Developments in the South China Sea since June 2018 suggest high level of disagreement among major powers about the free access and use of the maritime area. Western powers are very concerned about the prospect that the South China Sea will de facto turn into ‘Beijing’s lake’. Their reaction will no longer stop at toothless diplomatic protests, but steady operational assertions; not to mention the possibility of joint operations by major powers. That development would create instability in the South China Sea – a scenario that none of the Southeast Asian countries would relish.
An open, stable and peaceful South China Sea is conducive to ASEAN’s dream for economic prosperity. ASEAN states should carefully observe major powers’ dynamics from now until major powers come to terms with each other about acceptable behavior in the South China Sea. It is perhaps one of the most critical moments for ASEAN to prove its central role in regional security issues. Maintaining ASEAN centrality in the South China Sea issue would mean that it keeps facilitating communications among major powers as it has successfully functioned in the last few decades. An important tasking is to come up with a prudent formula for the advent of the new Indo-Pacific geostrategic concept. Indonesia’s push for ASEAN’s joint stance on the Indo-Pacific should be a welcome move as it demonstrates Indonesia’s natural leadership in the Association. Nonetheless, such a formula making should be proceeded with the utmost caution. Because, as Thayer cautions, tensions in the South China Sea will further grow if Trump himself endorses the remarks made recently by Pence.
China, the United States, and other powers should keep cool heads to deal with disagreements in the South China Sea.

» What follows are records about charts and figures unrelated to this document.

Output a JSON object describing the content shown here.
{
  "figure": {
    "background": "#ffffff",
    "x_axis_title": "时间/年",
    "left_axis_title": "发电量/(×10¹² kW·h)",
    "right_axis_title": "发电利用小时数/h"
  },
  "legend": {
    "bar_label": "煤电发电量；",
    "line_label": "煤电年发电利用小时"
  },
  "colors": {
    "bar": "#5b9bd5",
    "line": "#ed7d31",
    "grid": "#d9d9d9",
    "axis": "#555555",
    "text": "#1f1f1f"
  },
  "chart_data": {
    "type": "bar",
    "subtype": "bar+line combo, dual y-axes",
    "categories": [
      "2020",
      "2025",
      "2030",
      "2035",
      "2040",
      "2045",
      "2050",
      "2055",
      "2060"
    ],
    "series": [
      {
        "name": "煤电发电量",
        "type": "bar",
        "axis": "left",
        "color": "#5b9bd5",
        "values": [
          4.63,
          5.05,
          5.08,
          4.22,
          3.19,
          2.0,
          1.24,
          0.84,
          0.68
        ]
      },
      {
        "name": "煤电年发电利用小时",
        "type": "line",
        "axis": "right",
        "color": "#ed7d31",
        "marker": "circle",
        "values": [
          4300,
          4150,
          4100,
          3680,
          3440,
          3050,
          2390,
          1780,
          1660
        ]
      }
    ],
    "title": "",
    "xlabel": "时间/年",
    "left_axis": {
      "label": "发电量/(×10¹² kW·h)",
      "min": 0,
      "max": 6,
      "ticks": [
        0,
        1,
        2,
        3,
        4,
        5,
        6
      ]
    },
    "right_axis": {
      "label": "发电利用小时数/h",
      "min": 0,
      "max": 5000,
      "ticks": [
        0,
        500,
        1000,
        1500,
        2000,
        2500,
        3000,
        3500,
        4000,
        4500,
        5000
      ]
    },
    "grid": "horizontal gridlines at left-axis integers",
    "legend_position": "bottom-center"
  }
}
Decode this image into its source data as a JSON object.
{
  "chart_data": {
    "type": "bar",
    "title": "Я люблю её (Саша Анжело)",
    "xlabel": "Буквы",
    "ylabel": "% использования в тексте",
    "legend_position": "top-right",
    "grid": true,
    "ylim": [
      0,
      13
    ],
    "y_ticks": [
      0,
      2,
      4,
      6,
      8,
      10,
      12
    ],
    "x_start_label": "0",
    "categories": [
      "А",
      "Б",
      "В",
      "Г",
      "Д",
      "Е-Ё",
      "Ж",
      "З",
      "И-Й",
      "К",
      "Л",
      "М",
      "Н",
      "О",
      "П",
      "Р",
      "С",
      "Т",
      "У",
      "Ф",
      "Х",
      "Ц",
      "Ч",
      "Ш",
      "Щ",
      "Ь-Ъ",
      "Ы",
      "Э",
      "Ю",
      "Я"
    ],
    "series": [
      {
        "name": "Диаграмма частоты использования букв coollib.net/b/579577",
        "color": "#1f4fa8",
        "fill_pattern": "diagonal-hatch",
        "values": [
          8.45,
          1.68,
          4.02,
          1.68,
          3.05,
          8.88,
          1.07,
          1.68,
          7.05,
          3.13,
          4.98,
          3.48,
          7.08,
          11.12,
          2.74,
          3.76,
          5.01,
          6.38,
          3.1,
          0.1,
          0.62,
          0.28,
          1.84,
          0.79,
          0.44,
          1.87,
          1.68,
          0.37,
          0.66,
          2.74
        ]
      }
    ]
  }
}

China deserves an enhanced role in world politics, given its economic and military might after decades of accumulation. However, its influence should not come at the expense of legitimate rights of others as ingrained in international law for a long time. International reputation matters even if one does not attach great importance to it. On the other hand, it is imperative for the Trump Administration to formulate and then introduce an effective strategy in the South China Sea to shape the behavior of all parties in line with international maritime law. Finally, as Christopher Roberts, director of the National Asian Studies Centre in Australia, has argued, advocates of the rules-based order need to “act together” in order to achieve their aspired outcomes in the South China Sea.
Tuan Anh Luc is a PhD Candidate in the School of Humanities and Social Sciences at the University of New South Wales, Canberra (UNSW Canberra).